Improving the assessment of adverse drug reactions using the Naranjo Algorithm in daily practice: The Japan Adverse Drug Events Study

Hiroki Murayama 1, Mio Sakuma 1, Yuri Takahashi 1, Takeshi Morimoto 1,
PMCID: PMC5817823  PMID: 29417762

Abstract

It is difficult to determine adverse drug reactions (ADRs) in daily complicated clinical practice in which many kinds of drugs are prescribed. We evaluated how well the Naranjo Algorithm (NA) categorized ADRs among suspected ADRs. The Japan Adverse Drug Events (JADE) study was a prospective cohort study of 3459 inpatients. After all suspected ADRs were reported from research assistants, a single physician reviewer independently assigned an NA score to each. After all NA score of suspected ADRs were scored, two physician reviewers discussed and determined ADRs based on the literature. We investigated the sensitivity and specificity of NA and each component to categorize ADRs among suspected ADRs. A total of 1579 suspected ADRs were reported in 962 patients. Physician reviewers determined 997 ADRs. The percentage of ADRs was 94% if the total NA score reached 5. The modified NA consisted of 5 components that showed high classification abilities; its area under the curve (AUC) was 0.92 for categorizing ADRs, the same as the original. When we set the total NA score cut‐off value to 5, specificity was 0.95 and sensitivity was 0.59. When we reclassified NA components as binary variables, the specificity increased to 0.98 with a cut‐off value of 4 and yielded an AUC of 0.93. In conclusion, we showed that both NA and modified NA could categorize ADRs among suspected ADRs with a high likelihood in daily clinical practice.
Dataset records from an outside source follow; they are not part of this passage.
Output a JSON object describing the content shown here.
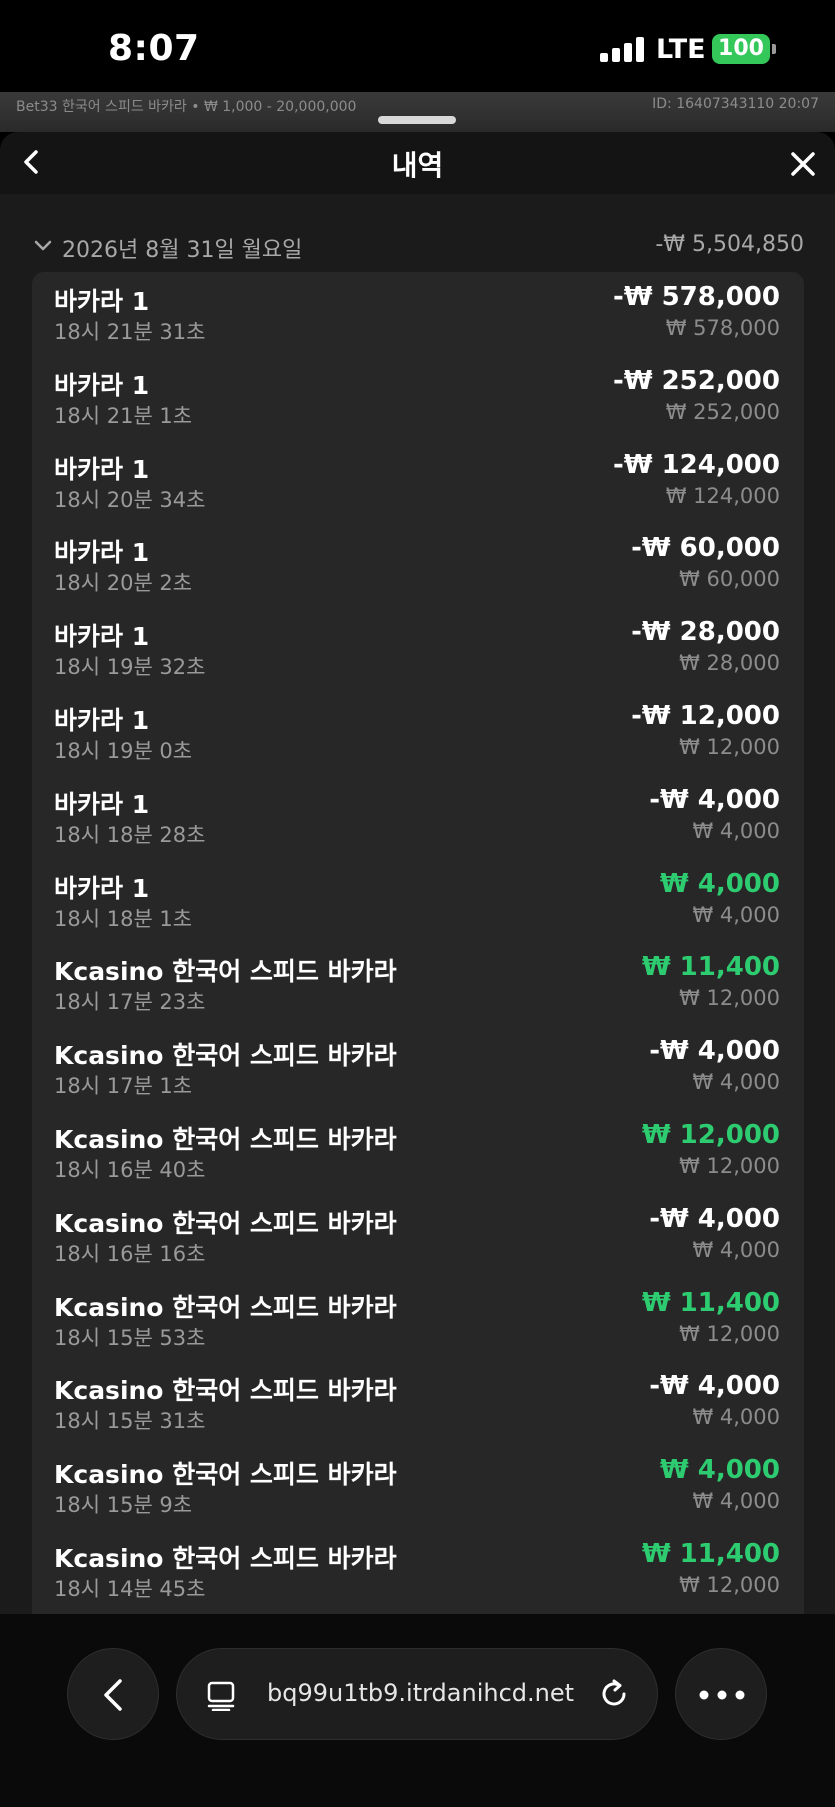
{
  "status_bar": {
    "time": "8:07",
    "network": "LTE",
    "battery": "100"
  },
  "game_strip": {
    "table_info": "Bet33 한국어 스피드 바카라 • ₩ 1,000 - 20,000,000",
    "round_id": "ID: 16407343110 20:07"
  },
  "header": {
    "title": "내역"
  },
  "day": {
    "date": "2026년 8월 31일 월요일",
    "total": "-₩ 5,504,850"
  },
  "transactions": [
    {
      "game": "바카라 1",
      "time": "18시 21분 31초",
      "amount": "-₩ 578,000",
      "stake": "₩ 578,000",
      "win": false
    },
    {
      "game": "바카라 1",
      "time": "18시 21분 1초",
      "amount": "-₩ 252,000",
      "stake": "₩ 252,000",
      "win": false
    },
    {
      "game": "바카라 1",
      "time": "18시 20분 34초",
      "amount": "-₩ 124,000",
      "stake": "₩ 124,000",
      "win": false
    },
    {
      "game": "바카라 1",
      "time": "18시 20분 2초",
      "amount": "-₩ 60,000",
      "stake": "₩ 60,000",
      "win": false
    },
    {
      "game": "바카라 1",
      "time": "18시 19분 32초",
      "amount": "-₩ 28,000",
      "stake": "₩ 28,000",
      "win": false
    },
    {
      "game": "바카라 1",
      "time": "18시 19분 0초",
      "amount": "-₩ 12,000",
      "stake": "₩ 12,000",
      "win": false
    },
    {
      "game": "바카라 1",
      "time": "18시 18분 28초",
      "amount": "-₩ 4,000",
      "stake": "₩ 4,000",
      "win": false
    },
    {
      "game": "바카라 1",
      "time": "18시 18분 1초",
      "amount": "₩ 4,000",
      "stake": "₩ 4,000",
      "win": true
    },
    {
      "game": "Kcasino 한국어 스피드 바카라",
      "time": "18시 17분 23초",
      "amount": "₩ 11,400",
      "stake": "₩ 12,000",
      "win": true
    },
    {
      "game": "Kcasino 한국어 스피드 바카라",
      "time": "18시 17분 1초",
      "amount": "-₩ 4,000",
      "stake": "₩ 4,000",
      "win": false
    },
    {
      "game": "Kcasino 한국어 스피드 바카라",
      "time": "18시 16분 40초",
      "amount": "₩ 12,000",
      "stake": "₩ 12,000",
      "win": true
    },
    {
      "game": "Kcasino 한국어 스피드 바카라",
      "time": "18시 16분 16초",
      "amount": "-₩ 4,000",
      "stake": "₩ 4,000",
      "win": false
    },
    {
      "game": "Kcasino 한국어 스피드 바카라",
      "time": "18시 15분 53초",
      "amount": "₩ 11,400",
      "stake": "₩ 12,000",
      "win": true
    },
    {
      "game": "Kcasino 한국어 스피드 바카라",
      "time": "18시 15분 31초",
      "amount": "-₩ 4,000",
      "stake": "₩ 4,000",
      "win": false
    },
    {
      "game": "Kcasino 한국어 스피드 바카라",
      "time": "18시 15분 9초",
      "amount": "₩ 4,000",
      "stake": "₩ 4,000",
      "win": true
    },
    {
      "game": "Kcasino 한국어 스피드 바카라",
      "time": "18시 14분 45초",
      "amount": "₩ 11,400",
      "stake": "₩ 12,000",
      "win": true
    }
  ],
  "browser": {
    "url": "bq99u1tb9.itrdanihcd.net"
  },
  "colors": {
    "win": "#2ecc71",
    "battery": "#34c759",
    "card_bg": "#272727"
  }
}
Keywords: adverse drug reactions, categorization, daily practice, JADE study, modification, Naranjo Algorithm, patient safety, pharmacovigilance, sensitivity, specificity


Abbreviations

ADRs

adverse drug reactions

AUC

area under the curve

JADE

The Japan Adverse Drug Events

NA

Naranjo Algorithm

ROC

receiver operating characteristic

1. INTRODUCTION

Discriminating adverse drug events (ADRs) from various symptoms in daily practice is important in order for physicians to take action to mitigate the adverseness and prevent recurrence. However, patients are usually treated with many kinds of drugs, which make it difficult to identify an ADR in daily practice. A tool to categorize ADRs among complicated suspected symptoms could be useful for healthcare professionals to take action proactively as well as to confirm the probability of ADRs retrospectively.
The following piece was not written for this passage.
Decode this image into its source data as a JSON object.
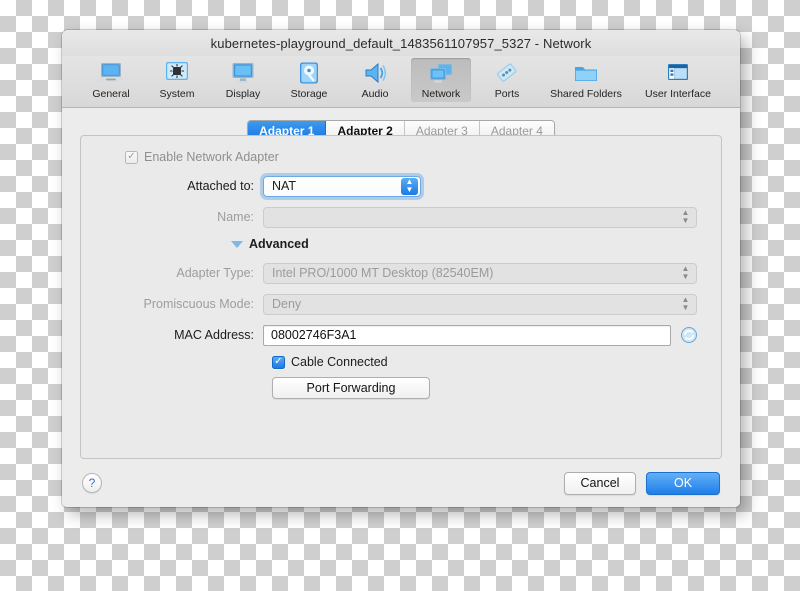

Naranjo et al proposed a tool to evaluate the probability of true ADRs from suspected ADRs,1, 2 and it has been widely used as the Naranjo Algorithm (NA).3, 4, 5, 6 In addition to the NA, several assessment tools have been developed, such as the Liverpool adverse drug reaction causality assessment tool7 and the French Causality Assessment Method.8 These tools are used to evaluate the probability of an ADR rather than to screen ADRs from suspected ADRs prospectively to take action. While the NA is a traditional tool, it consists of 10 components, and it is complicated to calculate the total score and would require time to utilize it in a daily clinical setting. To save time and resources, a convenient tool to categorize ADRs with high specificity is needed.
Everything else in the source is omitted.